Handling "Expected" Duplicates

More Salesforce woes when it comes to DV…

There are many instances where a record in Salesforce gets “touched” but not necessarily a data update and, because of the nature of Salesforce, the LastModifiedDate gets updated to the latest touch. Since we are following an ELT methodology to populate the DV for our customer, MuleSoft does not handle a “hashdiff”-like approach to the records brought over…our SOURCE.

gets populated with a new record/loaddate/lastmodifieddate combination even though the rest of the data is the same.

When DBTVault picks up the record and moves it into the Hub and Satellite, we do not include LASTMODIFIEDDATE in the hashdiff, it creates a new record with the same HASHDIFF.

Thinking through all of that, I guess I really have a few questions:

  1. How should this be handled? Should the record be allowed to persist, or should it not make it into the DV?
  2. For anyone more familiar with DBTVault than I am, I thought it was able to look at the HASHDIFF and cleanly handle not inserting a new record if the HASHDIFF was the same?
  3. Should I set up something to automate deleting duplicate HASHDIFFS?

Now, all of that said, there are some instances where I would expect duplicate HASHDIFFs, but I’m not sure how to handle them. Situation: An Opportunity in the sales pipeline moves from Contracting to Contract Review. The contract gets rejected for some reason, so the Opportunity moves back to Contracting in order to be worked. This is an example of a workflow for the customer, but they have many simlar workflows. When that happens, the move back to Contracting is a true data change, with a different LASTMODIFIEDDATE, but it creates a duplicate HASHDIFF (though I feel this is an acceptable duplicate).

The question is: is it okay to have an “acceptable duplicate” and how should it be handled?

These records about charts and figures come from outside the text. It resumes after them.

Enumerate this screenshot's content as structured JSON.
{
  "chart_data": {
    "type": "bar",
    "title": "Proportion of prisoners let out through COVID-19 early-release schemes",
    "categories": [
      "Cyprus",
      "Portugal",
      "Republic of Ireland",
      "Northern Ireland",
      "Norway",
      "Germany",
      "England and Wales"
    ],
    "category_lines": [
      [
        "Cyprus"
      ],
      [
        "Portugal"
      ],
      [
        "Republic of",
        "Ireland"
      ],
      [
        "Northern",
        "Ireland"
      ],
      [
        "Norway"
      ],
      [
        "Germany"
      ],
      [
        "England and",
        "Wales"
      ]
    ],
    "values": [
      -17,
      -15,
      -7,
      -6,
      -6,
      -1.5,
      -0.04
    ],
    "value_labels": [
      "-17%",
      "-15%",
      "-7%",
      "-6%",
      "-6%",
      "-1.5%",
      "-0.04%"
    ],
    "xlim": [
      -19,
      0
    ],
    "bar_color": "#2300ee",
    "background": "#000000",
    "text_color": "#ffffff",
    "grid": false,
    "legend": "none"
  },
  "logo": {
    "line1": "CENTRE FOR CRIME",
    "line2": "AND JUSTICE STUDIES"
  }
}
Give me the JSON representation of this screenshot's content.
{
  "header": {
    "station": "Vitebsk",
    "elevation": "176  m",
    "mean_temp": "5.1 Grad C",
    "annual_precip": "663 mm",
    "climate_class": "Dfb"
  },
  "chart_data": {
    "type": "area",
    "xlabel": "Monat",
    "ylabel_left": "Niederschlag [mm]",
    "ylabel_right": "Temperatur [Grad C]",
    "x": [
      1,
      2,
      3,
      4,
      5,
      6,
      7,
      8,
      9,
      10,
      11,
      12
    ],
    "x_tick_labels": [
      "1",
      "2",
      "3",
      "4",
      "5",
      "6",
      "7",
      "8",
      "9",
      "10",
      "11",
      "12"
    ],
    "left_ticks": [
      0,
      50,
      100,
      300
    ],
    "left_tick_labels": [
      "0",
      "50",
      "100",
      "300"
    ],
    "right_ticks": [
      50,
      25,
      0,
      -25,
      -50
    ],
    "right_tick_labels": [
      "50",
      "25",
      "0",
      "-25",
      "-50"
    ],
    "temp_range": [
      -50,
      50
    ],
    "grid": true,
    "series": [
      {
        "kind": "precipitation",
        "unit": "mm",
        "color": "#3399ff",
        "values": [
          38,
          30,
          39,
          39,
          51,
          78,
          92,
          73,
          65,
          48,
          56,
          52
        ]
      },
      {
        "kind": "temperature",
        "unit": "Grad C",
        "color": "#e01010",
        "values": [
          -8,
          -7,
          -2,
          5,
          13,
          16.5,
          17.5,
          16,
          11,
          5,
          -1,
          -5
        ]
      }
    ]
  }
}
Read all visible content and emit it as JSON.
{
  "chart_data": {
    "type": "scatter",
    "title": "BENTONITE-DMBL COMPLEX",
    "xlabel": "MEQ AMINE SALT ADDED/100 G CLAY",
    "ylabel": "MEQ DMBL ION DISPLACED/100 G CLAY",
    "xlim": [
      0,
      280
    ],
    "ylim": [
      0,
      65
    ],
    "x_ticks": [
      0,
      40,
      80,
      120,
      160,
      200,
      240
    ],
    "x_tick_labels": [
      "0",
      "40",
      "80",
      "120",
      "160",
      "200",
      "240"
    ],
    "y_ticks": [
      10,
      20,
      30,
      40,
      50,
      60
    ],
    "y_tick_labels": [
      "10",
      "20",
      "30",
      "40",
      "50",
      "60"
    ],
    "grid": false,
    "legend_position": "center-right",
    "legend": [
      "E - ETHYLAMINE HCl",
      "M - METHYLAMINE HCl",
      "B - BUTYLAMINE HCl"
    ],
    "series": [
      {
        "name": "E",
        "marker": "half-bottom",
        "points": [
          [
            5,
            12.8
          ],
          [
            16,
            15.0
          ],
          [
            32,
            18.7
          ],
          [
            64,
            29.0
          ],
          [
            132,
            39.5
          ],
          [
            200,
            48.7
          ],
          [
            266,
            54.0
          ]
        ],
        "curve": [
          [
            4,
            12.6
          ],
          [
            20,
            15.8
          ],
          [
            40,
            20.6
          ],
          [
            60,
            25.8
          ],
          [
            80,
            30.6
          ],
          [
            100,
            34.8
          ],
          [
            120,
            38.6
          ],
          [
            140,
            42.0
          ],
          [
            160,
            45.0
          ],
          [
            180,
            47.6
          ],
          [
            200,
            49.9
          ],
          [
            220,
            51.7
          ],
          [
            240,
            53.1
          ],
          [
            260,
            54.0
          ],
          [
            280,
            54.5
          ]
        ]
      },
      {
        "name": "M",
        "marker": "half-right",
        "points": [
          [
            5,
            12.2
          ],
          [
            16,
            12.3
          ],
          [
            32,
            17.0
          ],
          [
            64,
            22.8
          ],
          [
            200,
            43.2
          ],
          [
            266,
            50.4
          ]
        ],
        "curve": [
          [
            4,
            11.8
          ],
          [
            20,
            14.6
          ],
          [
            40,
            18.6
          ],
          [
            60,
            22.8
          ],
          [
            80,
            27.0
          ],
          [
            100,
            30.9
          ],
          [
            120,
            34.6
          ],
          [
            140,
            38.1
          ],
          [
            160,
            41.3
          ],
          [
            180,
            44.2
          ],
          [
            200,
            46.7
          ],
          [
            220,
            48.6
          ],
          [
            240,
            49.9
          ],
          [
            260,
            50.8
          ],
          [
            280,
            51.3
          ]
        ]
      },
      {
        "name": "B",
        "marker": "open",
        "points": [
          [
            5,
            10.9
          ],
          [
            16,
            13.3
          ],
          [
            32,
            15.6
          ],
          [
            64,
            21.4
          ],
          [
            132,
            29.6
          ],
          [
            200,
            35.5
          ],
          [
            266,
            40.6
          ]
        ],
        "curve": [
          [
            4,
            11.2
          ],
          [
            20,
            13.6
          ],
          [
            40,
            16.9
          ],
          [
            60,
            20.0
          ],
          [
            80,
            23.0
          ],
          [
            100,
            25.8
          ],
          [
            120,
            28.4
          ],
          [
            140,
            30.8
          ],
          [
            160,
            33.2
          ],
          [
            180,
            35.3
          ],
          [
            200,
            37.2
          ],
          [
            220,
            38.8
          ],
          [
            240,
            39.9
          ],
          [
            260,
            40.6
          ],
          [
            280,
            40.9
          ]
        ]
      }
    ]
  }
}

In an overarching question that covers all of this topic: It is possible every object we sync over could fall into the “acceptable duplicate” situation since select boxes and formula fields can change and then revert back. In broad strokes, should I just allow duplicate hashdiffs and safely assume that if there are duplicates with different LASTMODIFIEDDATES, that it was an instance where a value was moved forward and then reverted back (which is 100% the case for all of the duplicates after a lot of manual data verification and audit log tracking)?

  1. You have received new data so you should persist it. I guess you dont want to insert multiple rows containing the same data besides the lastupdateddate, you can solve this by moving out the lastupdateddate to another satellite.
  2. I am not familiar with dbt-vault but data vault 2.0 should not insert a new row if the hashdiff is the same. You said that you did not include the lastupdateddate in the hashdiff calculation, maybe this trigger something else. I think it is odd that you even can exclude fields from the hashdiff (loaddate not included) because the reason for hashdiff is to track changes on all fields in the satellite.
  3. No.

Good morning,

  1. Duplicate hashdiffs? That should not happen at, ever. You could have the same hashdiff if
    a. you have a null in one of your attributes contributing to the hashdiff — nulls break hashing
    b. if in the past the state of the business object returns to a value it was before – Jill got married, Jill became single again. But then this is a duplicate more like the old state returned
  2. “Touched” records but not modified is a common scenario – if this is a column controlled by Salesforce then there’s not much you can do from the application end — if having that column of any value to you? Is it a metadata column that will simply create far more data then you need to store? Why not exclude it in your Mulesoft extracts?

Thanks for the responses!


Yes, your B scenario is what is happening in one of the two instances. A value is set to X, it gets changed to Y, and then later gets changed back to X. Apart from the LastModifiedDate being updated each time, no other fields get updated. So the first and second versions of X have the same HashDiffs.

That said, the client needs to know when something like an Opportunity changed stages, even if backwards, so they can do projections, trends, etc. I wondered if I should have two HashDiff columns. A general HashDiff that is typical of DV2, and a “HashDiffDup” that removes the fields that could revert back so that way it checks for true duplicates…even then, it feels like not the right solution.

The second situation where we have duplicates is when a record gets “touched”. Salesforce has workflows that trigger from an event. So an Account update to field X will update field ABC on all related Opportunity records. Keep in mind this is very generalized and the real-world situations are much more complex, but if that field X gets updated again (even with the same value) it will trigger the field ABC to be updated with the exact same value (no change). This causes the LastModifiedDate to change, which triggers Mulesoft to push a new record to Snowflake.

Situation two might be easier to handle with HashDiff, but then introduce situation one…with that, it is hard to tell for sure which situation caused the duplicate (and if that duplicate is acceptable).

I read back through Linstedt’s book at near-relevant examples, but I am thinking we might have to flex the requirements of DV2.0 for these edge-case objects (making them not true DV methodology objects) to account for both situations.

Or split the satellite tables? One Hashdiff per satellite table, always.